How to Grow Damsons – A Guide to Growing Damsons
Damsons are actually a form of plum but with a generally tart flavour and being used more for cooking, jams, wine etc rather than eaten fresh.
Damsons are hardier than most plums and will often succeed in situations where a plum tree would fail to fruit. By selecting a damson on a dwarfing rootstock it is possible to have a damson in a small garden or even to container grow them.
You can also create a hedge or windbreak of damsons. Buy Farleigh as half-standards on St Julien A rootstock. Plant fairly close, 1 to 2 metres apart. Will reach 4 to 5 metres high
Damsons are greedy fruit and like a good soil with lots of nitrogen Like most stone fruit, they like a high pH
When planting in poor, sandy soils, dig as large a hole as you reasonably can and add 500 grams of bonemeal to the base.

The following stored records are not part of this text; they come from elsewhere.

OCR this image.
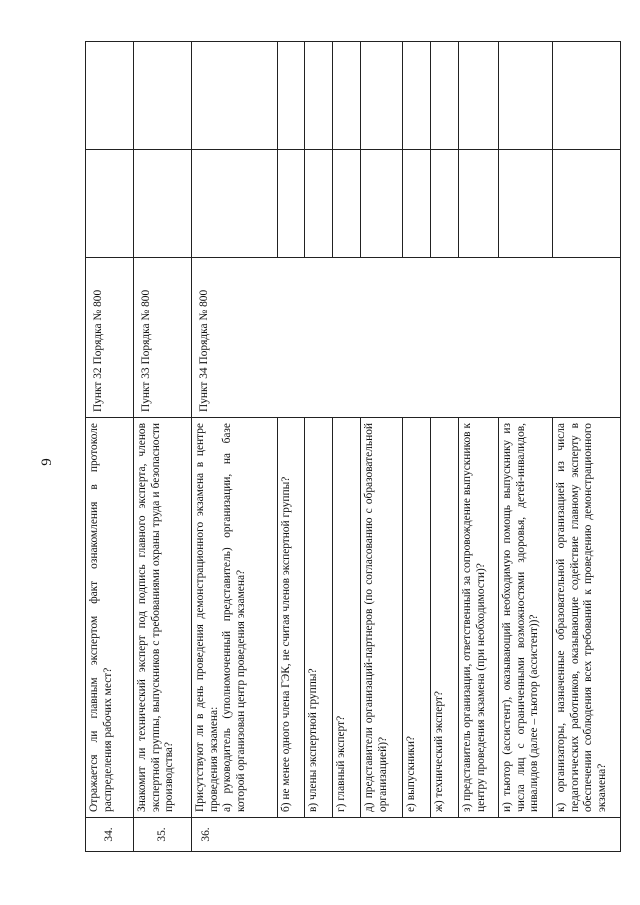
9
34.	Отражается ли главным экспертом факт ознакомления в протоколе распределения рабочих мест?	Пункт 32 Порядка № 800		
35.	Знакомит ли технический эксперт под подпись главного эксперта, членов экспертной группы, выпускников с требованиями охраны труда и безопасности производства?	Пункт 33 Порядка № 800		
36.	Присутствуют ли в день проведения демонстрационного экзамена в центре проведения экзамена: а) руководитель (уполномоченный представитель) организации, на базе которой организован центр проведения экзамена?	Пункт 34 Порядка № 800		
	б) не менее одного члена ГЭК, не считая членов экспертной группы?			
	в) члены экспертной группы?			
	г) главный эксперт?			
	д) представители организаций-партнеров (по согласованию с образовательной организацией)?			
	е) выпускники?			
	ж) технический эксперт?			
	з) представитель организации, ответственный за сопровождение выпускников к центру проведения экзамена (при необходимости)?			
	и) тьютор (ассистент), оказывающий необходимую помощь выпускнику из числа лиц с ограниченными возможностями здоровья, детей-инвалидов, инвалидов (далее – тьютор (ассистент))?			
	к) организаторы, назначенные образовательной организацией из числа педагогических работников, оказывающие содействие главному эксперту в обеспечении соблюдения всех требований к проведению демонстрационного экзамена?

Mix the removed soil with good quality compost and back-fill. Ideally, test the pH and if below 6, add lime to take it up to 6
Every 3rd or 4th year, lime around the plant to keep the pH up to around 6
Whilst they do not like a waterlogged soil, they need to be kept moist. In dry weather water well, especially in the early years until they become established.
Plant bare-rooted trees in late autumn or early winter. Pot grown can be planted at any time.